Ein bisschen lässt sich Prick jedoch schon in die Karten schauen. Nach Bluniers Beethoven-Schwerpunkt wird er auf diesem Gebiet ein wenig zurückhaltender werden. Die Beethovennacht aber wird es gleichwohl auch im Dezember 2016 wieder geben. „Ich will vor allem Stücke machen, die lange nicht mehr in Bonn auf der Menükarte gestanden haben oder vielleicht sogar noch nie gespielt wurden.“ Das müssen dann keine unbekannten Werke sein. ein Schwerpunkt will Prick auf Klassiker des 20. Jahrhunderts legen. „Das wird dann gemischt mit der Wiener Klassik und dem Umfeld.
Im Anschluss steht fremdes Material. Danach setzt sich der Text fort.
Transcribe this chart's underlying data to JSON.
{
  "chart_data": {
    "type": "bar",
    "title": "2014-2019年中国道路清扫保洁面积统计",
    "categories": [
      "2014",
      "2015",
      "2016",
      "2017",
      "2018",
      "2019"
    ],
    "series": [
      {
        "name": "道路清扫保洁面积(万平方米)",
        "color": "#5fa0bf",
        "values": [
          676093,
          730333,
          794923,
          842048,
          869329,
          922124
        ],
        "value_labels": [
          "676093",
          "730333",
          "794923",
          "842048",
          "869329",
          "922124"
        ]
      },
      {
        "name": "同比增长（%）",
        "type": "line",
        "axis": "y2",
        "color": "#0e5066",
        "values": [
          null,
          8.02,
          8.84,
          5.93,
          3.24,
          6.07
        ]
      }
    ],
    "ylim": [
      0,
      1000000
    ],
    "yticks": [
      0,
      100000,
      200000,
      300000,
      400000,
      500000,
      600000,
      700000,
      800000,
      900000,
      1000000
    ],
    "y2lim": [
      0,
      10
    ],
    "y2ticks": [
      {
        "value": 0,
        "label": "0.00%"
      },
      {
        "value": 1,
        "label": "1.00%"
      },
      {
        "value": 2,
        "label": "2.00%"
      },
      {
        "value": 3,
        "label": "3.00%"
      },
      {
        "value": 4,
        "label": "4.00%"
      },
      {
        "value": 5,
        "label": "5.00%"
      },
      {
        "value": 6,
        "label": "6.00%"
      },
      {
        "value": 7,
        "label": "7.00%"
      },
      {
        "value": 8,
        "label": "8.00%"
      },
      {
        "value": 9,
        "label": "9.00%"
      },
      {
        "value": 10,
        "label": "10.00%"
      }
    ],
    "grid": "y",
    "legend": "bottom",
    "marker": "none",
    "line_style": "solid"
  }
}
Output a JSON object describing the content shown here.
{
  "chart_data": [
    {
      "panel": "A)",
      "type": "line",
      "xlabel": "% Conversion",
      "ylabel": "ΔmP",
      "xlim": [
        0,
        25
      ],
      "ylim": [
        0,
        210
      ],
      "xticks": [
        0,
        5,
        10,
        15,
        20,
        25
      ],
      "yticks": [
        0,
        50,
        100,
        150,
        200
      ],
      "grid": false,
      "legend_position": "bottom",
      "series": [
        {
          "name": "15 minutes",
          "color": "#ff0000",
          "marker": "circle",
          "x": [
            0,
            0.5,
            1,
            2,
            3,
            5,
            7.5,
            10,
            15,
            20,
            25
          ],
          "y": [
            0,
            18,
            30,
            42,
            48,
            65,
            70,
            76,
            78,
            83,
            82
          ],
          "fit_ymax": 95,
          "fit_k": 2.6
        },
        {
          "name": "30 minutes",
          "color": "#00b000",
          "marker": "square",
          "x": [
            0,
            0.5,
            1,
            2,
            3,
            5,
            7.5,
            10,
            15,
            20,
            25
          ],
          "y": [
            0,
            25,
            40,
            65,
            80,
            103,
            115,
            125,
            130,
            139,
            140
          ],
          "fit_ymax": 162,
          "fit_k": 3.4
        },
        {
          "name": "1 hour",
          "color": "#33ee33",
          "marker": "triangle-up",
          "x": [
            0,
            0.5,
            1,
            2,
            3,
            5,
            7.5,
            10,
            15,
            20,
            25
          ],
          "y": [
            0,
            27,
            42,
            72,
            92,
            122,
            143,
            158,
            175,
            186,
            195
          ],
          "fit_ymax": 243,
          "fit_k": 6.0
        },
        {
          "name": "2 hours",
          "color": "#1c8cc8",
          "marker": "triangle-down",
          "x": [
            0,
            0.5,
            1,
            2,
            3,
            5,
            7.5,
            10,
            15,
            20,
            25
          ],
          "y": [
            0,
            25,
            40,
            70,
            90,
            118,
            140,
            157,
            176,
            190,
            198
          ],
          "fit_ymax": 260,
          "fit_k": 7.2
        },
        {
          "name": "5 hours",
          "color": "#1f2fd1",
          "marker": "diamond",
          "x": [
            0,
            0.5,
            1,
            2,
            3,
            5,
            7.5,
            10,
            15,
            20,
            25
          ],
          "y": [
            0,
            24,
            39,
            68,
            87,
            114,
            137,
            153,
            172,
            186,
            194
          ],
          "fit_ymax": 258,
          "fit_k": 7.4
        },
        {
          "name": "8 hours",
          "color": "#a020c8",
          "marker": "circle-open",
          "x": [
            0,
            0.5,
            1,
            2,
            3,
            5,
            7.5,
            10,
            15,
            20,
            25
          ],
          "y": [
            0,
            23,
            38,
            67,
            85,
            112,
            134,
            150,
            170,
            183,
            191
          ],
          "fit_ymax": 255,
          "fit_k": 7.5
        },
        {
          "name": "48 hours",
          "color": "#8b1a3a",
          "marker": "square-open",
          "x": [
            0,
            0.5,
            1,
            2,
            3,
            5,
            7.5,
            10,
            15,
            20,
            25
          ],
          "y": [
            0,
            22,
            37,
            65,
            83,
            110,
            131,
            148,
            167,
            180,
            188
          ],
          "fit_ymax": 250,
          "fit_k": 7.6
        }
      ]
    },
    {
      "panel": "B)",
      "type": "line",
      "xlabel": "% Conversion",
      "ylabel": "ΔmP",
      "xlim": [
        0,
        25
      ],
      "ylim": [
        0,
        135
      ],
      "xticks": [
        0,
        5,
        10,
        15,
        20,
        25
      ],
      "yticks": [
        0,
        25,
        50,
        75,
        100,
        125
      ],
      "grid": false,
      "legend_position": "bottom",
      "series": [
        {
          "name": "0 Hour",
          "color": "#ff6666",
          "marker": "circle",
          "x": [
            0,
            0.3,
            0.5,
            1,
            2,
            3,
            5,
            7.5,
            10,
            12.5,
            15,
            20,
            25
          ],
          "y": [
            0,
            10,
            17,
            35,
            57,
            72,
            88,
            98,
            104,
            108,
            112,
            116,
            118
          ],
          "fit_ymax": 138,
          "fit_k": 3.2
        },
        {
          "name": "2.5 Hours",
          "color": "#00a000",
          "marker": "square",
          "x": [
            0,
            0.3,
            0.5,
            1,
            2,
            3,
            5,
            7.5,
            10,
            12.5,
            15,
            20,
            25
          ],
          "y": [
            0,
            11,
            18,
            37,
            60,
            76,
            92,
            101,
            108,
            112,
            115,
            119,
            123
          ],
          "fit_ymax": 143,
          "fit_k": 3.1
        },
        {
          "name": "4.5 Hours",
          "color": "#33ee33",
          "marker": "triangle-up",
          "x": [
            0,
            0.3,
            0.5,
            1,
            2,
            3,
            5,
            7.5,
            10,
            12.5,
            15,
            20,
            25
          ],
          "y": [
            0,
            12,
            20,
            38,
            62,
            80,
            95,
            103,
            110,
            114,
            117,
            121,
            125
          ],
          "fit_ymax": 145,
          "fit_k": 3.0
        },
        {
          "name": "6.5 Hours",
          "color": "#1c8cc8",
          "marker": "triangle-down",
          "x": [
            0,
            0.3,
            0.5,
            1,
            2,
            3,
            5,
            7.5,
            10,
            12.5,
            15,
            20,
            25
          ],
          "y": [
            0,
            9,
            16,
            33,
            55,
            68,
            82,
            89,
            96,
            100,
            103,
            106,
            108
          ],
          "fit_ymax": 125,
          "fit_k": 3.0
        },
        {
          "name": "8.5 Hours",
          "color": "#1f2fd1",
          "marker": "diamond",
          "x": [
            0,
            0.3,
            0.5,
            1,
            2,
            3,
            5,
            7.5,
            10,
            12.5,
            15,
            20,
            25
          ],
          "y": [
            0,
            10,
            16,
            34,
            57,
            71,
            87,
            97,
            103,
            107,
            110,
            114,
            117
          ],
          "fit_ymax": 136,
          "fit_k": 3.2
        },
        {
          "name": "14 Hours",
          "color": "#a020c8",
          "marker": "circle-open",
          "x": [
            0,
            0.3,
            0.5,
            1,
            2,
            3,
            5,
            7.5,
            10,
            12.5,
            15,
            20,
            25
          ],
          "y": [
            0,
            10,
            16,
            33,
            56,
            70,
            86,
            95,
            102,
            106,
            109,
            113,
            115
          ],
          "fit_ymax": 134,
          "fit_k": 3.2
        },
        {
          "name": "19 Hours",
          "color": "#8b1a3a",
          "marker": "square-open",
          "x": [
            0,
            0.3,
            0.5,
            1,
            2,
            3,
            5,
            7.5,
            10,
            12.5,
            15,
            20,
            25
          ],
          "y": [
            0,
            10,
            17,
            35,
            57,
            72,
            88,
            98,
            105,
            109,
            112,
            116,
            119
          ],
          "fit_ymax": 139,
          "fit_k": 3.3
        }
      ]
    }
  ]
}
In den großen Konzerten werde ich dann auch ein paar große Brocken dirigieren.“ Und weil das Freitagskonzert im Juli 2017 auf den 14. des Monats, dem französischen Nationalfeiertag, fällt, wird es ein komplett französisches Programm geben. Welche Komponisten mit von der Partie sein werden, darüber schweigt sich Prick jedoch noch aus.

Bonn war einmal stolz darauf, mit Thomas Honickel den ersten hauptamtlichen Konzertpädagogen zu beschäftigen, der von einer Stadt eingestellt worden ist. Jetzt wird am Education-Programm gespart. Man habe sehr um den Erhalt gekämpft, sagt Prick, immerhin nicht ganz ohne Erfolg. Doch: „Das Angebot wird vielleicht nicht in Gänze erhalten bleiben können.“ Prick warnt davor, sich nach und nach ganz von der pädagogischen Schiene zu verabschieden: „Man kann Education und Schulbesuche nicht aufgeben, wenn man in 15 Jahren noch Publikum haben will.“

Von den städtischen Kammermusikreihen mit prominenten Ensembles und Solisten wird man sich in der nächsten Saison verabschieden müssen. Kammerkonzerte mit Ensembles aus den Reihen des Beethoven Orchesters aber wird es wohl weiterhin geben. „Das ist für ein Orchester von allergrößter Wichtigkeit“, sagt Prick. „Denn wer Kammermusik macht , bleibt musikalisch fit.“ Allerdings wird sie nicht mehr in der jetzigen Form der Montagskonzerte in der Villa Prieger geben. „Die werden sich auch räumlich verändern.“

Bis zum Saisonbeginn hat Prick noch einiges vor. In Hamburg dirigiert er die Wiederaufnahme von Peter Konwitschnys Inszenierung von Webers „Freischütz“, auch in den USA hält er sich für eine Weile auf. Mit dem Bonner Orchester unterhält er während dieser Zeit sozusagen eine Standleitung.